Meditating on Death

So, just to get this out of the way, I’m not planning on dying anytime soon.  Tomorrow though, I will be thinking about dying a little bit, and how to practice the very act of letting go during Noell Clark’s workshop tomorrow, Yoga and the Five Recollections: Practicing Impermanence.  I’ve talked about Noell previously, as she is my special first yoga teaching teacher, and not only is she an amazing teacher in both lecture and practice, she’s also a fabulous person.  So, if you would like to contemplate impermanence with me, evidently there are still a couple of spots left for tomorrow.

This all brings to mind an odd time in my past.  I say odd, but it was actually very cool.  For unknown reasons, before I had my children, I went through a period of about 6 months where I thought of the possibility of my death regularly.  I’d just be walking along, or working, or cooking in my kitchen and think to myself, I could drop dead right now.  And you know what?  It’s still true.  I really could.  I have reached the age where people that I hung out with as a teen have started dying.  I’m of an age where it would be a tough break, but not a total surprise.  Anyhow, during that stage of my life, I felt liberated.  There was something positively tasty about thinking that this could be it…and it wasn’t.  I remember sharing this thought with some of my older friends who were in their 80’s at the time, and they laughed.  They said that when you are as close as they are, there’s no relish in that anymore.

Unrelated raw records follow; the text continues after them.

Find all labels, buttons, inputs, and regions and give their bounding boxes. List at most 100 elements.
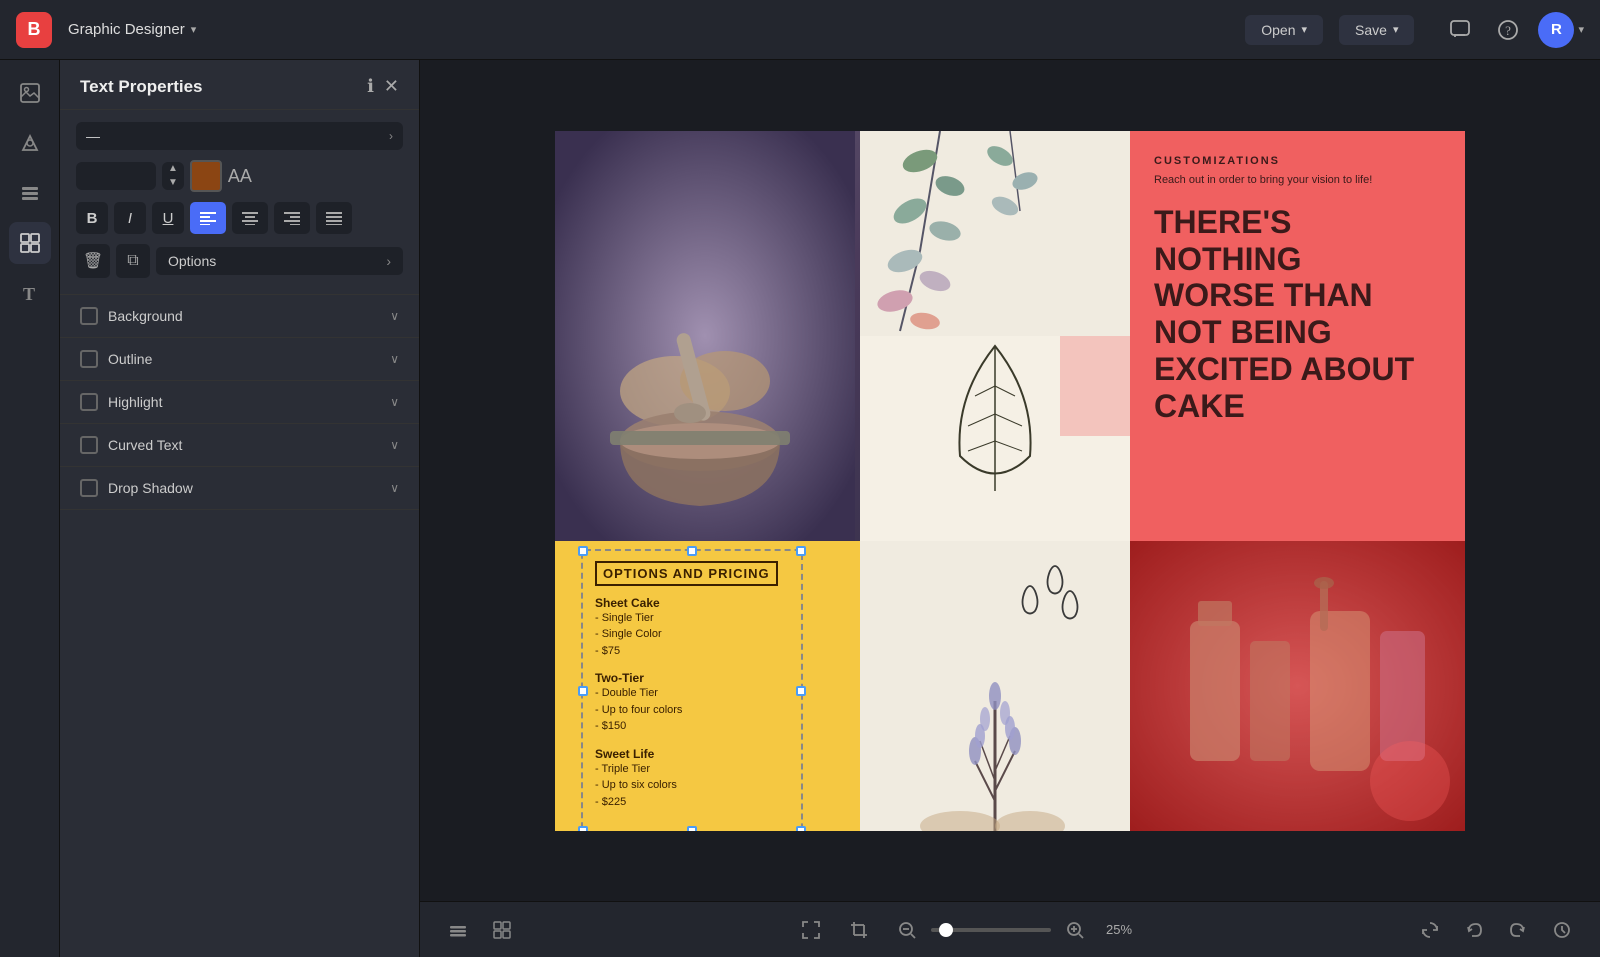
zoom-out-button[interactable] [889, 912, 925, 948]
font-size-spinner: ▲ ▼ [162, 162, 184, 190]
duplicate-button[interactable]: ⧉ [116, 244, 150, 278]
redo-button[interactable] [1500, 912, 1536, 948]
font-size-up-button[interactable]: ▲ [162, 162, 184, 176]
app-name-dropdown[interactable]: Graphic Designer ▾ [68, 21, 196, 38]
avatar-dropdown[interactable]: R ▾ [1538, 12, 1584, 48]
handle-mr[interactable] [796, 686, 806, 696]
zoom-percent-label: 25% [1099, 922, 1139, 937]
drop-shadow-checkbox[interactable] [80, 479, 98, 497]
app-logo[interactable]: B [16, 12, 52, 48]
sidebar-design-button[interactable] [9, 122, 51, 164]
drop-shadow-expand-chevron: ∨ [390, 481, 399, 495]
main-area: T Text Properties ℹ ✕ — › ▲ ▼ AA [0, 60, 1600, 957]
panel-info-button[interactable]: ℹ [367, 76, 374, 97]
panel-header: Text Properties ℹ ✕ [60, 60, 419, 110]
app-name-label: Graphic Designer [68, 21, 185, 38]
font-size-down-button[interactable]: ▼ [162, 176, 184, 190]
delete-button[interactable]: 🗑 [76, 244, 110, 278]
bottom-bar: 25% [420, 901, 1600, 957]
user-avatar: R [1538, 12, 1574, 48]
undo-button[interactable] [1456, 912, 1492, 948]
align-justify-button[interactable] [316, 202, 352, 234]
font-size-row: ▲ ▼ AA [76, 160, 403, 192]
background-checkbox[interactable] [80, 307, 98, 325]
fullscreen-button[interactable] [793, 912, 829, 948]
options-chevron: › [386, 253, 391, 269]
plants-drops-cell [860, 541, 1130, 831]
align-center-button[interactable] [232, 202, 268, 234]
outline-label: Outline [108, 351, 152, 367]
sidebar-layers-button[interactable] [9, 172, 51, 214]
handle-tr[interactable] [796, 546, 806, 556]
highlight-expand-chevron: ∨ [390, 395, 399, 409]
text-size-scale-icon[interactable]: AA [228, 166, 252, 187]
bottom-center-controls: 25% [520, 912, 1412, 948]
handle-bc[interactable] [687, 826, 697, 831]
save-button[interactable]: Save ▾ [1339, 15, 1414, 45]
customizations-heading: CUSTOMIZATIONS [1154, 155, 1441, 167]
zoom-in-button[interactable] [1057, 912, 1093, 948]
icon-sidebar: T [0, 60, 60, 957]
background-property-row[interactable]: Background ∨ [60, 295, 419, 338]
history-button[interactable] [1544, 912, 1580, 948]
grid-bottom-button[interactable] [484, 912, 520, 948]
text-properties-panel: Text Properties ℹ ✕ — › ▲ ▼ AA B [60, 60, 420, 957]
zoom-control: 25% [889, 912, 1139, 948]
plants-bottom-cell [860, 336, 1130, 541]
font-family-display: — [86, 128, 383, 144]
outline-property-row[interactable]: Outline ∨ [60, 338, 419, 381]
chat-icon-button[interactable] [1442, 12, 1478, 48]
panel-close-button[interactable]: ✕ [384, 76, 399, 97]
outline-expand-chevron: ∨ [390, 352, 399, 366]
background-expand-chevron: ∨ [390, 309, 399, 323]
drop-shadow-label: Drop Shadow [108, 480, 193, 496]
background-label: Background [108, 308, 183, 324]
mortar-photo-cell [555, 131, 860, 541]
svg-text:T: T [23, 284, 35, 304]
crop-button[interactable] [841, 912, 877, 948]
bottom-right-controls [1412, 912, 1580, 948]
align-right-button[interactable] [274, 202, 310, 234]
yellow-pricing-cell: OPTIONS AND PRICING Sheet Cake - Single … [555, 541, 860, 831]
handle-br[interactable] [796, 826, 806, 831]
bold-button[interactable]: B [76, 202, 108, 234]
tool-row: 🗑 ⧉ Options › [76, 244, 403, 278]
sidebar-text-button[interactable]: T [9, 272, 51, 314]
font-size-input[interactable] [76, 162, 156, 190]
underline-button[interactable]: U [152, 202, 184, 234]
curved-text-checkbox[interactable] [80, 436, 98, 454]
curved-text-property-row[interactable]: Curved Text ∨ [60, 424, 419, 467]
bottles-photo-cell [1130, 541, 1465, 831]
topbar: B Graphic Designer ▾ Open ▾ Save ▾ ? R ▾ [0, 0, 1600, 60]
highlight-property-row[interactable]: Highlight ∨ [60, 381, 419, 424]
italic-button[interactable]: I [114, 202, 146, 234]
curved-text-expand-chevron: ∨ [390, 438, 399, 452]
open-button[interactable]: Open ▾ [1245, 15, 1323, 45]
highlight-checkbox[interactable] [80, 393, 98, 411]
drop-shadow-property-row[interactable]: Drop Shadow ∨ [60, 467, 419, 510]
bottom-left-controls [440, 912, 520, 948]
outline-checkbox[interactable] [80, 350, 98, 368]
font-family-arrow: › [389, 129, 393, 143]
refresh-button[interactable] [1412, 912, 1448, 948]
font-family-row: — › [76, 122, 403, 150]
app-name-chevron: ▾ [191, 23, 197, 36]
align-left-button[interactable] [190, 202, 226, 234]
red-section-cell: CUSTOMIZATIONS Reach out in order to bri… [1130, 131, 1465, 541]
handle-tl[interactable] [578, 546, 588, 556]
format-buttons-row: B I U [76, 202, 403, 234]
canvas-main: CUSTOMIZATIONS Reach out in order to bri… [420, 60, 1600, 901]
highlight-label: Highlight [108, 394, 162, 410]
design-canvas: CUSTOMIZATIONS Reach out in order to bri… [555, 131, 1465, 831]
zoom-slider[interactable] [931, 928, 1051, 932]
sidebar-images-button[interactable] [9, 72, 51, 114]
handle-ml[interactable] [578, 686, 588, 696]
layers-bottom-button[interactable] [440, 912, 476, 948]
handle-tc[interactable] [687, 546, 697, 556]
options-button[interactable]: Options › [156, 247, 403, 275]
text-color-swatch[interactable] [190, 160, 222, 192]
sidebar-elements-button[interactable] [9, 222, 51, 264]
handle-bl[interactable] [578, 826, 588, 831]
canvas-area: CUSTOMIZATIONS Reach out in order to bri… [420, 60, 1600, 957]
help-icon-button[interactable]: ? [1490, 12, 1526, 48]
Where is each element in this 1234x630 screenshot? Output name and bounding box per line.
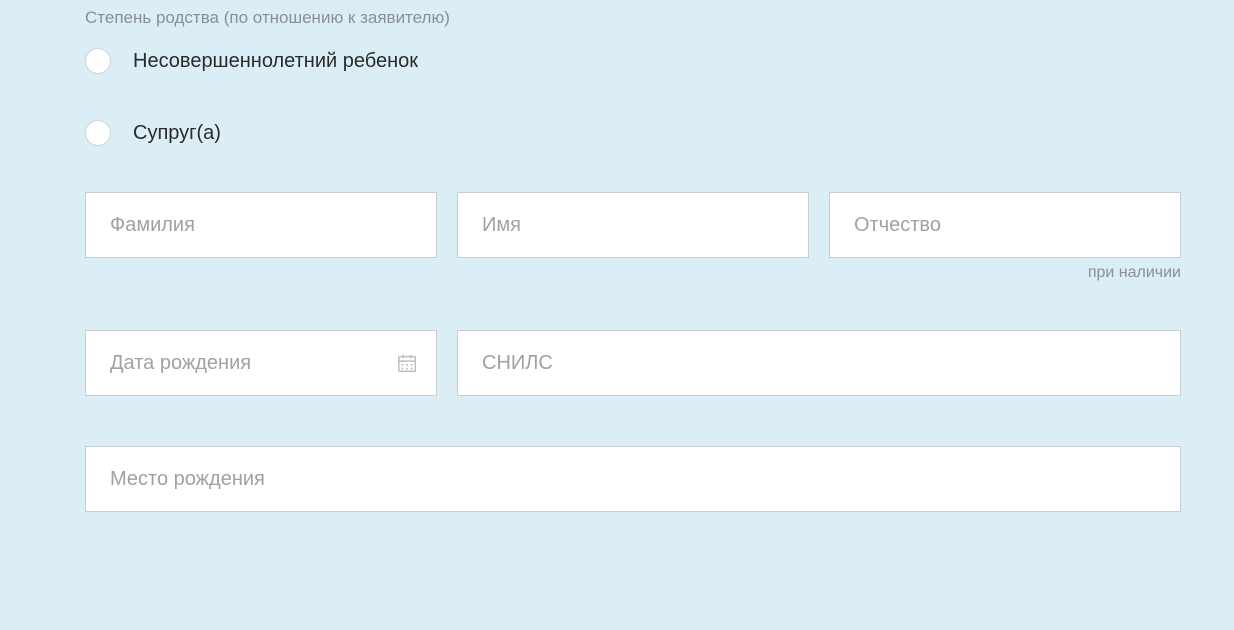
radio-label-spouse: Супруг(а) xyxy=(133,122,221,145)
snils-input[interactable] xyxy=(482,331,1156,395)
lastname-block xyxy=(85,192,437,282)
dob-row xyxy=(85,330,1186,396)
calendar-icon[interactable] xyxy=(396,352,418,374)
dob-input[interactable] xyxy=(110,331,418,395)
lastname-input[interactable] xyxy=(110,193,412,257)
radio-circle-icon xyxy=(85,120,111,146)
patronymic-input-wrap xyxy=(829,192,1181,258)
patronymic-block: при наличии xyxy=(829,192,1181,282)
pob-input[interactable] xyxy=(110,447,1156,511)
kinship-group-label: Степень родства (по отношению к заявител… xyxy=(85,8,1186,28)
pob-row xyxy=(85,446,1186,512)
firstname-block xyxy=(457,192,809,282)
radio-circle-icon xyxy=(85,48,111,74)
patronymic-input[interactable] xyxy=(854,193,1156,257)
radio-option-minor-child[interactable]: Несовершеннолетний ребенок xyxy=(85,48,1186,74)
snils-input-wrap xyxy=(457,330,1181,396)
snils-block xyxy=(457,330,1181,396)
kinship-form: Степень родства (по отношению к заявител… xyxy=(0,8,1234,512)
dob-block xyxy=(85,330,437,396)
firstname-input-wrap xyxy=(457,192,809,258)
pob-input-wrap xyxy=(85,446,1181,512)
radio-label-minor-child: Несовершеннолетний ребенок xyxy=(133,50,418,73)
pob-block xyxy=(85,446,1181,512)
name-row: при наличии xyxy=(85,192,1186,282)
firstname-input[interactable] xyxy=(482,193,784,257)
dob-input-wrap xyxy=(85,330,437,396)
radio-option-spouse[interactable]: Супруг(а) xyxy=(85,120,1186,146)
lastname-input-wrap xyxy=(85,192,437,258)
patronymic-hint: при наличии xyxy=(829,264,1181,282)
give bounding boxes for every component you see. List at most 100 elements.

As I’ve mentioned before, I’m a mom of two wonderful young daughters.  I don’t take any pleasure in thinking about my own impermanence anymore.  I frame my life in terms of their needs.  Sometimes, I even think of milestones.  I heave a sigh of relief that my girls have been fiercely loved in their formative years, and I hope, Harry Potter style, that my love has infused them with super powers.  Then I think, well, they’ll need me in high school.  They’ll need me in college.  They’ll need me when and if they have children.  Is there ever a point in which a loved parent’s absence is A-Okay?  Kind of like the decision to have children in the first place, there’s never a “good time to do it.”  There’s always something else we need to do to prepare.

Well, tomorrow I am going to dive in a little, in hopes that I can get that “tasty” feeling again, and not take a single moment that I am still here for granted.